Я сделал два шага — и наткнулся на Сергея. Около трапа была сумятица, и он показал глазами, что надо отойти. Мы отошли за мачту — и я получил удар в грудь, бросивший меня на неё: Сергей стоял напротив меня с поднятыми кулаками, весь ходя ходуном.
Я перевёл дыхание и, улыбнувшись, встал прямо. Сергей размахнулся… и не ударил. Его рука упала.
— Как ты мог?.. — с мукой спросил он. — Ну как же так?.. Мы же… мы с тобой…
— Сергей, — прервал я его, — представь себе: мы выходим — а корабля нет. В прошлый раз я был уверен, что Вадим и Джек его доведут и сохранят… его и всех на нём. А сейчас?.. Йенс?.. Но ведь ты сам сказал — мы с тобой. Мы не с ним, Сергей. Значит — только ты.
— А если я доведу когг — а вас не будет? — он оскалился в отчаянье. — Ни через девять месяцев, ни через год?!
— Тогда тем более, — тихо сказал я. — Тогда ты и только ты сможешь сделать так, чтобы все жили и дальше… И об этом, Сергей.
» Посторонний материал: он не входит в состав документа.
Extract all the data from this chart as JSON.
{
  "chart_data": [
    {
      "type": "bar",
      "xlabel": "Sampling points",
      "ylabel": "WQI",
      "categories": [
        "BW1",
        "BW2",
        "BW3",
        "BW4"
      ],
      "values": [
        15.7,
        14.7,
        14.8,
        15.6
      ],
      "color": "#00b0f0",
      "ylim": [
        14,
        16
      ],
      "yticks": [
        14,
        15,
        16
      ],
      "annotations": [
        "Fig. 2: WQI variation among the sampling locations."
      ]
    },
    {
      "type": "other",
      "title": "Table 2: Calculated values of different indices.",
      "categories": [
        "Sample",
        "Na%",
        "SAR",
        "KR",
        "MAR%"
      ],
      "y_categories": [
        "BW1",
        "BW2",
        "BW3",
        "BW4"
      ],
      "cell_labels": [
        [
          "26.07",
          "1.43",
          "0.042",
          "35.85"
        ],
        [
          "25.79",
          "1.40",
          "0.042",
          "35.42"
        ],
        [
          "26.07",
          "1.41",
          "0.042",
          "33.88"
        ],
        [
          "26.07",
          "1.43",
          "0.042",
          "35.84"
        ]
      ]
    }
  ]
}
Плыви, куда захочешь. Но не на Скалу. Скала пуста.
Он не удивился моим словам. Позднее он, наверное, спохватится, подумает: откуда я мог это знать? Не мог же я объяснить своё давнее видение — пустая Скала и драккары Лаури, лежащие на песке в портовой пещере… Но сейчас Сергей не обратил внимания на мои слова — он стиснул мои плечи и твёрдо сказал:
— Я приду к Гьёллю. И ты придёшь.
— Конечно, — кивнул я. — Мне пора…
…Пока Анри и Джерри гребли, везя нас к небольшому пляжику, я ни разу не оглянулся. Я не позволил себе оглянуться и потом, когда мы вошли под сплошной полог, в сумрак и туман лесов Пацифиды.
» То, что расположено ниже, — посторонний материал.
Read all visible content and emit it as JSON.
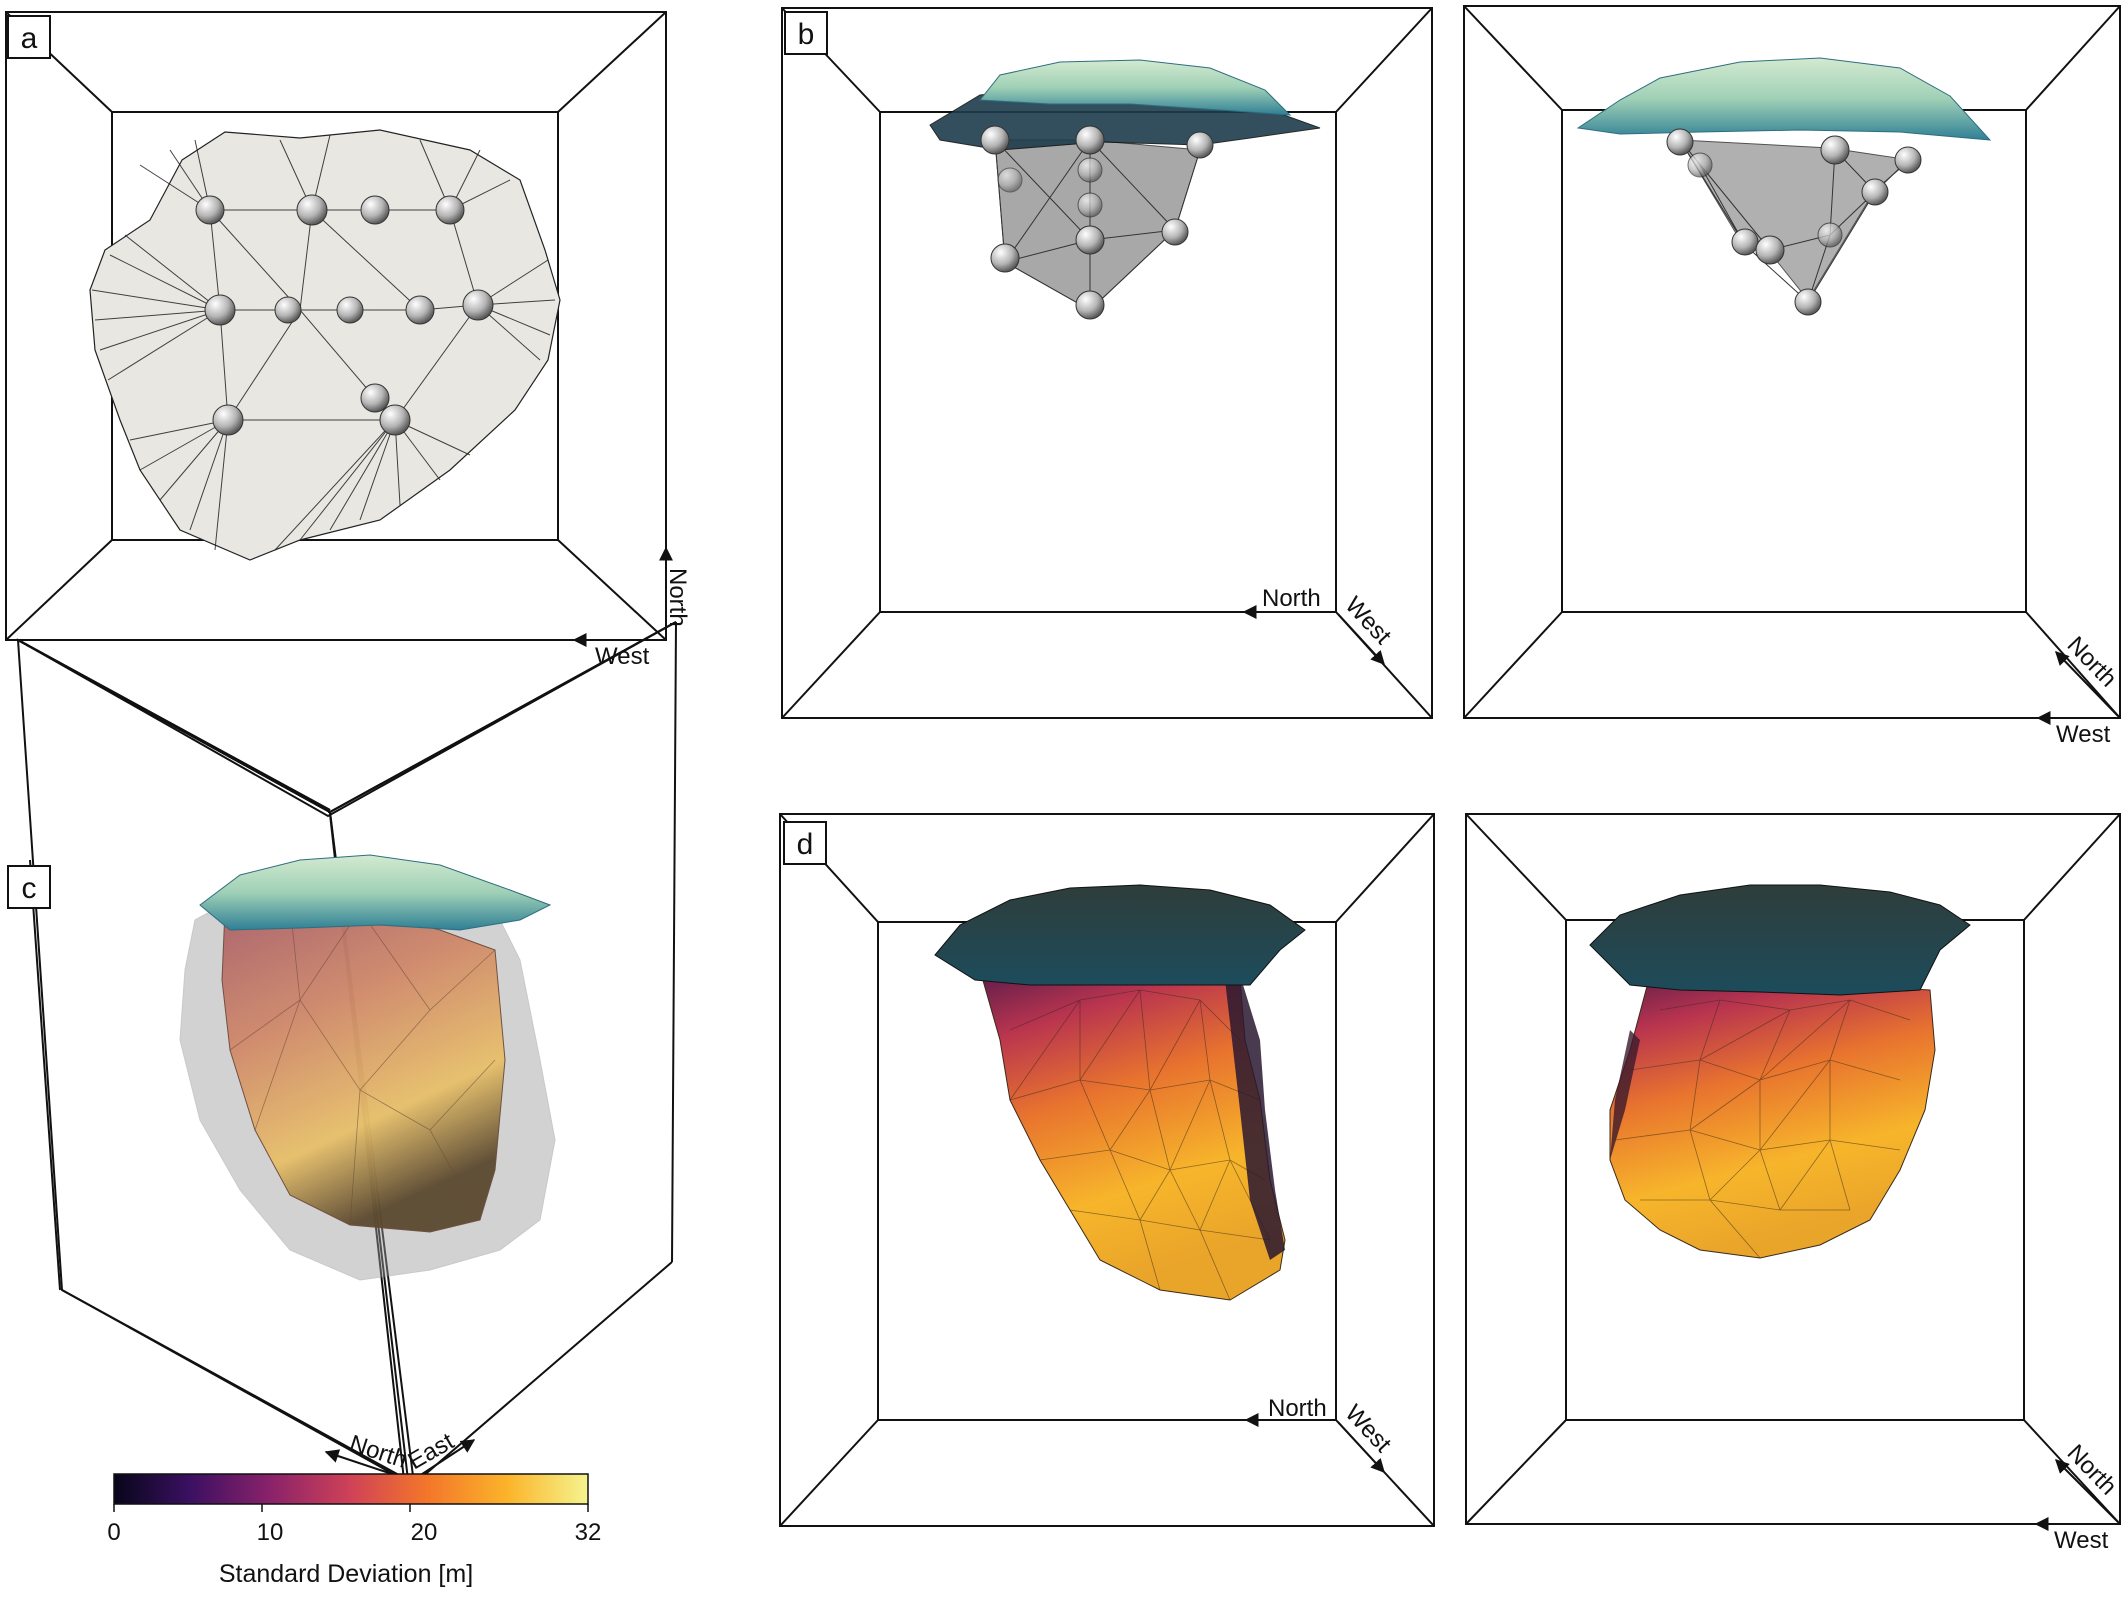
{
  "panels": {
    "a": {
      "letter": "a",
      "arrows": [
        "North",
        "West"
      ]
    },
    "b": {
      "letter": "b",
      "left_arrows": [
        "North",
        "West"
      ],
      "right_arrows": [
        "North",
        "West"
      ]
    },
    "c": {
      "letter": "c",
      "arrows": [
        "North",
        "East"
      ]
    },
    "d": {
      "letter": "d",
      "left_arrows": [
        "North",
        "West"
      ],
      "right_arrows": [
        "North",
        "West"
      ]
    }
  },
  "colorbar": {
    "title": "Standard Deviation [m]",
    "ticks": [
      "0",
      "10",
      "20",
      "32"
    ],
    "min": 0,
    "max": 32,
    "stops": [
      "#07061a",
      "#3b1061",
      "#8a226a",
      "#d04257",
      "#f3762a",
      "#fbb42a",
      "#f5f48e"
    ]
  },
  "colors": {
    "frame": "#111111",
    "mesh_fill": "#e6e5e0",
    "surface_top": "#b9dcb0",
    "surface_edge": "#2d7f93",
    "dark_surface": "#243b3a"
  }
}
Сколько бы я не прожил ещё на этом свете — умри я завтра, умри через год, десять лет или судьба (ха-ха!) отпустит мне век Хаахти или хоть Джека с Нэдом — так вот, сколько бы я не прожил, мне не забыть того первого дня на Пацифиде. Именно первого, хотя, честное слово, там хватало куда более насыщенных дней.
Мы шли через душный, насыщенный испарениями сумрак. Уже через сотню шагов ветерок с берега океана перестал долетать до нас. Казалось, что мы погрузились на дно невероятного океана. Глубокий свет зеленоватого оттенка полосами лежал в бархатной полутьме, и лишь кое-где пробивались вниз чистые солнечные лучи. Если поднимаешь голову — взгляд натыкался на всё новые и новые ярусы листвы, уходившие вверх фантастическими террасами, переплетёнными сетью лиан. Тут и там цвели прямо на стволах деревьев неизвестных пород крупные, сочные, даже страшные какие-то цветы.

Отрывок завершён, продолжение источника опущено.